The 1972 results in Ohio are interesting. In addition to Lucas County, Athens County also voted for McGovern by an extremely narrow margin-he won it by 1.22%. To my knowledge, McGovern was the first losing Democrat ever to carry Athens County, which was once a Republican stronghold. Athens County, prior to 1972, had only voted Democratic three times since the formation of the Republican Party in 1854-in 1936 and 1940 for Franklin D. Roosevelt, and in 1964 for Lyndon B. Johnson. Johnson had the best performance of any Democrat there before John Kerry in 2004. McGovern did very well in college towns that year, and I've seen articles stating that he tied Nixon among voters aged 18-21. Athens County was one of the few counties (along with Jackson County, Illinois and Pitkin County, Colorado) to shift from Nixon in 1968 to McGovern in 1972.

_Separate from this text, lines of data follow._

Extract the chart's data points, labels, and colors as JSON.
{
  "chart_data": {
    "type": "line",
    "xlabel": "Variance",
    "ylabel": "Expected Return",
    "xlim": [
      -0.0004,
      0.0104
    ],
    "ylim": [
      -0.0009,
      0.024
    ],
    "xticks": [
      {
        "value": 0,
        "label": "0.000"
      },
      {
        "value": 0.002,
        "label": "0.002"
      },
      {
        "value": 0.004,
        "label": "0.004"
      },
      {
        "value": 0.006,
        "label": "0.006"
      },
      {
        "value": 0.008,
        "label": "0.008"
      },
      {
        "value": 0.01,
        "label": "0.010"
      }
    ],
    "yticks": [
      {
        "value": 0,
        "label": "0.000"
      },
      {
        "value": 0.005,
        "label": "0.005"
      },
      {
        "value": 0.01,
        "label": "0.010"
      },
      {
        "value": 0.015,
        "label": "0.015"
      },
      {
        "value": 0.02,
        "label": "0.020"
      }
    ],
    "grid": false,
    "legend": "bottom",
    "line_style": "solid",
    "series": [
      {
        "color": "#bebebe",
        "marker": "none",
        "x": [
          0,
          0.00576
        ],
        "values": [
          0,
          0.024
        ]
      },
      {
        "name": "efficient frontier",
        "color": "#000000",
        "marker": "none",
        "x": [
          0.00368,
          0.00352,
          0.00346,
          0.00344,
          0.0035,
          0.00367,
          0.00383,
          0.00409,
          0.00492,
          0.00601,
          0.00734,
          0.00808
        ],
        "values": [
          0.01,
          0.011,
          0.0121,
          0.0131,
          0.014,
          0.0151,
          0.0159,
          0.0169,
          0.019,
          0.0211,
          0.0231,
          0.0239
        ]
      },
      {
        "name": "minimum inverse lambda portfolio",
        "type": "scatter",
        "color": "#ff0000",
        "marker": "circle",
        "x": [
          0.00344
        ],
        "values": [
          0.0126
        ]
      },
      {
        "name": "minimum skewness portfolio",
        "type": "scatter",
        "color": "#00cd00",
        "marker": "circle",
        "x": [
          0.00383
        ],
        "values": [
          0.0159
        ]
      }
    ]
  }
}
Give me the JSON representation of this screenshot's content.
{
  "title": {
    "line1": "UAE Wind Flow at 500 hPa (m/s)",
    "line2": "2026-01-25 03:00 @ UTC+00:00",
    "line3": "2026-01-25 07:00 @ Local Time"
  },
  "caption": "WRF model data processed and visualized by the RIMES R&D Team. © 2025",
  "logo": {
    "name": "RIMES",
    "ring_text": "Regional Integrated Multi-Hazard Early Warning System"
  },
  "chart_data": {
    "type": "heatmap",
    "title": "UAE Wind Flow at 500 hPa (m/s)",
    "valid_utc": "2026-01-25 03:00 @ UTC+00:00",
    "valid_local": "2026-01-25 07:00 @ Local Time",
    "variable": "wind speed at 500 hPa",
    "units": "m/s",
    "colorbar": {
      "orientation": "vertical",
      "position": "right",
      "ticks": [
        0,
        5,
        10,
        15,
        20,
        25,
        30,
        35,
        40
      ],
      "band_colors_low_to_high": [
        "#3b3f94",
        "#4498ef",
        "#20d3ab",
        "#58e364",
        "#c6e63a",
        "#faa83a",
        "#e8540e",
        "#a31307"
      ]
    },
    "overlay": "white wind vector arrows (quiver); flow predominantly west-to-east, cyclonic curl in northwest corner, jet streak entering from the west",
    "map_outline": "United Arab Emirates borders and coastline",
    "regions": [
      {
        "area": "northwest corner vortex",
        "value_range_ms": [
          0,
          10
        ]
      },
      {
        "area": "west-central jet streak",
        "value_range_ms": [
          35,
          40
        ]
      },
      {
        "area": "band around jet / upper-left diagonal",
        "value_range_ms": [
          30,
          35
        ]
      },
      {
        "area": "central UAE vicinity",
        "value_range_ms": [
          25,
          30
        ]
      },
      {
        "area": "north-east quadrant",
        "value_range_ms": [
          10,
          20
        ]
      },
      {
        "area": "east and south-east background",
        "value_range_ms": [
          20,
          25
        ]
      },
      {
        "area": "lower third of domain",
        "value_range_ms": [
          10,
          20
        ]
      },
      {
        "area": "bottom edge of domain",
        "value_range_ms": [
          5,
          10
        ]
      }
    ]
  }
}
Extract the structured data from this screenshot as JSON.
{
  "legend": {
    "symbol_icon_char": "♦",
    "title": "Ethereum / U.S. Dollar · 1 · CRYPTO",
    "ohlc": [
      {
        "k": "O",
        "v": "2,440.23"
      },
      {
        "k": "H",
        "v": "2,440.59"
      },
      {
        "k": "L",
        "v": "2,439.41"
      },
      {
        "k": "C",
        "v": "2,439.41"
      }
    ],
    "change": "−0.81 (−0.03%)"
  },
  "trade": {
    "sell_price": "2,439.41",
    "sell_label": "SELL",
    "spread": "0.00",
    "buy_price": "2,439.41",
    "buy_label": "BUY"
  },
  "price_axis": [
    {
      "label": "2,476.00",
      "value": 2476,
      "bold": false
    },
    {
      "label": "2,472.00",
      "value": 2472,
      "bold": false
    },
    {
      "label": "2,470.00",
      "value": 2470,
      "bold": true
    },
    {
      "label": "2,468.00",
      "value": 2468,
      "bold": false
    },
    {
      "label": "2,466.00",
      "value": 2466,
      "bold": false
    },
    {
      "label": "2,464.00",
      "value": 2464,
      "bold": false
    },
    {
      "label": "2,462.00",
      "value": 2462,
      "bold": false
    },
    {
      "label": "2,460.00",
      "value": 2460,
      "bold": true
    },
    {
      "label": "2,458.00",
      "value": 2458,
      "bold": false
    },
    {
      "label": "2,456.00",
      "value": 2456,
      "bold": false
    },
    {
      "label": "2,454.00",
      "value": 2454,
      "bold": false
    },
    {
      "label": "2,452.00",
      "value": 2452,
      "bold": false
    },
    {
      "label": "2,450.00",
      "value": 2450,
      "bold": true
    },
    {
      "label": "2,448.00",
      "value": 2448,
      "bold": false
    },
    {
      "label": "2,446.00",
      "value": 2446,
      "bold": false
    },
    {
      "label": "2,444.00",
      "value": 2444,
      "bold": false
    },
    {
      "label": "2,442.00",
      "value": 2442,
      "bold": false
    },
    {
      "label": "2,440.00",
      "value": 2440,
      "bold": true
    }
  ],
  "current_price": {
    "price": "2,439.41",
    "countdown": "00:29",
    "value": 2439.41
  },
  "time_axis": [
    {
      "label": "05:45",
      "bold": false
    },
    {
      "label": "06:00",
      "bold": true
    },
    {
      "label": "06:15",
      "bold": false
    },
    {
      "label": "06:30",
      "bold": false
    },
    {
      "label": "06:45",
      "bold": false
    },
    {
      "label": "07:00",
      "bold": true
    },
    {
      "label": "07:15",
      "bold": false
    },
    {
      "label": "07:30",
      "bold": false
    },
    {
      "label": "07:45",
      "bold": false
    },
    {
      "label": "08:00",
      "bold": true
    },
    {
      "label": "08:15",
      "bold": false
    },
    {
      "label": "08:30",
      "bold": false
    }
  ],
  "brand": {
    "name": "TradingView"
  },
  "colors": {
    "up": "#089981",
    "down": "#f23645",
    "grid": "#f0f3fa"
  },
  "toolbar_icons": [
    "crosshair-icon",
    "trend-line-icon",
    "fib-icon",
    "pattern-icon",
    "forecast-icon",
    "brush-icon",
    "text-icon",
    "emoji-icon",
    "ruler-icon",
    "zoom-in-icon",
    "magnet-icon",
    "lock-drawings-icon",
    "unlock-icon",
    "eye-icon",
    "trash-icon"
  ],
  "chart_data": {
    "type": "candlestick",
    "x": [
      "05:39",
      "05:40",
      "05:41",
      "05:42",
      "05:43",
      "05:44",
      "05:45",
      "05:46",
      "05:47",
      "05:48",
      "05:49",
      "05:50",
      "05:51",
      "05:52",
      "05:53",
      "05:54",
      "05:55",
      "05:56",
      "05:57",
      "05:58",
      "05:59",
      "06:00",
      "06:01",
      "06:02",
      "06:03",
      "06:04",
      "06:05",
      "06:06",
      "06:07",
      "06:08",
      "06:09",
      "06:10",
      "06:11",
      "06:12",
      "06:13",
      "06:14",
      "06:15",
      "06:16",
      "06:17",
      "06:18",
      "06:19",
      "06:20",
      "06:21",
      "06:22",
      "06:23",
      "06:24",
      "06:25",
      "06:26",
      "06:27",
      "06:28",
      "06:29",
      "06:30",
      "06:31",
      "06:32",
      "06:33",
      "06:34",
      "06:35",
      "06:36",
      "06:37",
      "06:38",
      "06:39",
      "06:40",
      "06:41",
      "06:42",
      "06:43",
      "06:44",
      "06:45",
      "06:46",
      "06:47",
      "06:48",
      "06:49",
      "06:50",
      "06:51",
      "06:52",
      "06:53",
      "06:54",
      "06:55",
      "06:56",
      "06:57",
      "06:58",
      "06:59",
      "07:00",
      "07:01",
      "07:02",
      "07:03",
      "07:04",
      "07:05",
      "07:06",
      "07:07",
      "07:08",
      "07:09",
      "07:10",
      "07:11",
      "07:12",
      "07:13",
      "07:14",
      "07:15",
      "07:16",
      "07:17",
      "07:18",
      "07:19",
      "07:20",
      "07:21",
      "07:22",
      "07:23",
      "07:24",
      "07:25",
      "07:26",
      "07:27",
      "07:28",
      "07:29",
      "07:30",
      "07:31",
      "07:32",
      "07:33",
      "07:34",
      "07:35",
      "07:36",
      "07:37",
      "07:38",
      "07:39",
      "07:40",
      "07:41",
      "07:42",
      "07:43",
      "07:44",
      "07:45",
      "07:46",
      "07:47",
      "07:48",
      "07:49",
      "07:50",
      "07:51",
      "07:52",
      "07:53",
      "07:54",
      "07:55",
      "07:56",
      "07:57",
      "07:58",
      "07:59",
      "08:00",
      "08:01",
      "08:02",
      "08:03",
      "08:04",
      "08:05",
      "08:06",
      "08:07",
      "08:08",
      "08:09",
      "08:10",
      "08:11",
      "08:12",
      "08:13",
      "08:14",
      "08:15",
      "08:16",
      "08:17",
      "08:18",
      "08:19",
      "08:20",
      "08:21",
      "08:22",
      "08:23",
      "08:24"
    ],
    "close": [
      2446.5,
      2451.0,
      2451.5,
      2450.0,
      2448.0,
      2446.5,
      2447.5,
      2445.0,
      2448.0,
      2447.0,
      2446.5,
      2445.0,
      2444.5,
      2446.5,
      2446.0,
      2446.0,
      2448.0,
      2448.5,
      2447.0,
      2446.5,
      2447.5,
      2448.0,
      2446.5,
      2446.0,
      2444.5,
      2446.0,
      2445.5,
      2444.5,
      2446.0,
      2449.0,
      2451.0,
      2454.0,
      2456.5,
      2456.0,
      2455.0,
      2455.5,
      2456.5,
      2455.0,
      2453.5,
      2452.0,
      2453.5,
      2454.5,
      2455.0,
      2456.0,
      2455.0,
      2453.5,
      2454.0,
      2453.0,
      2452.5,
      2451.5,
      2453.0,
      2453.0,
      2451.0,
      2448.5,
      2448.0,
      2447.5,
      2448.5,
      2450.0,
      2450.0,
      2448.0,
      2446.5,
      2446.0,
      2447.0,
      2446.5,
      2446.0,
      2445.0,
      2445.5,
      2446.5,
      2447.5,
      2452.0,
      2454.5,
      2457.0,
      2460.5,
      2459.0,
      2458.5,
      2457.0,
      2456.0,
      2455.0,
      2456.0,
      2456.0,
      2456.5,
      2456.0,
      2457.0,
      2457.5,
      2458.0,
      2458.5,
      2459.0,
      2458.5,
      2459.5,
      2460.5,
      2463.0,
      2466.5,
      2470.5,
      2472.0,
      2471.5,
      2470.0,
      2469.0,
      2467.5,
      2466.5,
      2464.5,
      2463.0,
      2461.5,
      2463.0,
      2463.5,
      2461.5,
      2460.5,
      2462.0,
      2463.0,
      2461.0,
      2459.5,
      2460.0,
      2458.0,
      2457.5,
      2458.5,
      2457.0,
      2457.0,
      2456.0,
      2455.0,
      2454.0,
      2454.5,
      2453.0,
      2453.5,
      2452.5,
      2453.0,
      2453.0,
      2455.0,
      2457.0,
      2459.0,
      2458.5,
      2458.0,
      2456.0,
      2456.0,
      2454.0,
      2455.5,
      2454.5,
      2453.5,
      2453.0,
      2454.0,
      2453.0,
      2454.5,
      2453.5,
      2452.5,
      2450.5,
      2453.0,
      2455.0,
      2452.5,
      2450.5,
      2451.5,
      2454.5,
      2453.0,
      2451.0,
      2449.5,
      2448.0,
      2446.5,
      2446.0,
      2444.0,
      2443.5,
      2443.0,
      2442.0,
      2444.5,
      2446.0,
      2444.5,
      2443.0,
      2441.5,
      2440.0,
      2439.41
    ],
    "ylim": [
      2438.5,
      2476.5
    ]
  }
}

Conversely, 1972 remains the last time Mahoning and Cuyahoga Counties have voted Republican-Nixon won both with pluralities, and it was the last time Trumbull County voted Republican before 2016, as well as the last time before 2012 that Belmont, Jefferson, and Monroe Counties did so. Ohio as a whole was slightly more Democratic than the national average in 1972-one of only a few occasions where this has happened in the past century (with 1916, 1964, and 2004 being the others).

This part is no longer true, as Trump won Mahoning County this year, becoming the first Republican since Nixon to carry it.
Mahoning County is interesting. Yes, it voted for Hillary Clinton in 2016, but barely, after voting nearly 2-1 for Gore, Kerry, and Obama twice. Trump in 2020 won a majority for the first time since Eisenhower in 1956; the previous time a Republican won a majority was Hoover in his landslide 1932 loss, strangely enough.